The selection of sounds and voices to use is crucial for helping users differentiate between audio prompts, user action confirmation and content presentation. The interface employs recorded audio prompts for notification of user actions and synthesized voice for audio prompts and content rendering.

Frequently used actions are mapped to the numeric keypad so that the most common functions are grouped together. Other actions are mapped to letters that best represent them. Some inputs are available to the user regardless of the mode. Table I displays the inputs available to users in both navigation and audio content modes. The ‘T’ toggles whether to provide audio feedback of user actions. The escape key is used to break out of the active audio stream, whether it is file contents, help menu, or information options. The actions “help” and “information” both return context-sensitive information. The help feature reminds the users of various key mappings available in that mode. The information command presents a brief summary of the user’s current context. In the navigation mode, users hear information about the user’s location in the hypertext and the actions available to her. In the audio content mode it returns information about page contents, for example, name of the file associated that is being presented, the duration of audio presentation of the file, and the user’s current position in the file.
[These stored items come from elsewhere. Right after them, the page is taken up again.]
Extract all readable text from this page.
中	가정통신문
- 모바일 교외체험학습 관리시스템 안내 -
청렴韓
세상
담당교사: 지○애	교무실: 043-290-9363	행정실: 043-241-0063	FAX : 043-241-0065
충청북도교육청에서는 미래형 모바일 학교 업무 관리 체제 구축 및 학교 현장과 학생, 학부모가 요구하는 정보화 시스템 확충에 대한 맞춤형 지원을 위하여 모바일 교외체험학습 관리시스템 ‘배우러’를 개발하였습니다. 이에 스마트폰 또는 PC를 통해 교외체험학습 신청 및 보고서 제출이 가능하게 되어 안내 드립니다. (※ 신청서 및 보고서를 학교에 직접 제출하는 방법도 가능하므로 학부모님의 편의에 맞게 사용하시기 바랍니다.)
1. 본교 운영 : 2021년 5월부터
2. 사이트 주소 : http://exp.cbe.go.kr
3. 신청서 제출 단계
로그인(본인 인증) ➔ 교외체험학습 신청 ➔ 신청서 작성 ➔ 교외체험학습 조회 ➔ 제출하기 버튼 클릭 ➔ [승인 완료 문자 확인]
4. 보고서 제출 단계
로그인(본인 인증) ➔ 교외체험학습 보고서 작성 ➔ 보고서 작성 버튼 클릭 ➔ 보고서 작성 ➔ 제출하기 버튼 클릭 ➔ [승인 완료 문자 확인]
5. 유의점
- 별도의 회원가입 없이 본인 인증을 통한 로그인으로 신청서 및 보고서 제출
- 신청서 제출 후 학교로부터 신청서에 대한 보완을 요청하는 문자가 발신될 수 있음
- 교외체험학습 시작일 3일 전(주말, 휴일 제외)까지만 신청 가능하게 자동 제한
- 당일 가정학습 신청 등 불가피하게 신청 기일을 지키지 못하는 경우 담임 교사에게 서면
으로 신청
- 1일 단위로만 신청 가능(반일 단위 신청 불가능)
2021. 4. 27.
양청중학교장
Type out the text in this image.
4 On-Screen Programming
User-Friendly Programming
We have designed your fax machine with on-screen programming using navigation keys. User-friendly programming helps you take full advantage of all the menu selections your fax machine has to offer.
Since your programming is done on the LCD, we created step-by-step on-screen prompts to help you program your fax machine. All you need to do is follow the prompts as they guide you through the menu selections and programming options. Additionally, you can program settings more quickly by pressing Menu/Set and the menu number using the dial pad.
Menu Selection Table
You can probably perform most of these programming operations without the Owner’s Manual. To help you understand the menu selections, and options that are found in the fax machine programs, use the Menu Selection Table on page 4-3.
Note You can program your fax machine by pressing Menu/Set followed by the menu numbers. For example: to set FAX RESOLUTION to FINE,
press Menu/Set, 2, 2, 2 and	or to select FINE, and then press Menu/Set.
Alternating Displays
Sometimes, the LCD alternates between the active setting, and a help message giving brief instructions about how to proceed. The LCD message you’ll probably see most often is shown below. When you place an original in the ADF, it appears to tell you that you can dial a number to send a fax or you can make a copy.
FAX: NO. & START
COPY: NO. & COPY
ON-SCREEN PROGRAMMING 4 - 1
Table II displays the commands available to a user in the navigation mode. The up and down arrow keys are used to cycle through the list of available links. The right and left arrow keys let the users cycle through the list of active pages. The ‘P’ and ‘L’ keys present a complete listing of the pages and links available. The ‘S’ key returns this description or summary associated with the current page. The user may select a page or link from the presented list by its number via the numeric keys located above the alphabetic characters. The “Return” key selects the current link or page. If the user selects a link she navigates to the next set of pages and the interface presents her with the corresponding information. On the other hand, if a page is selected, the system switches to the audio content mode and the key mappings change to those shown in table III.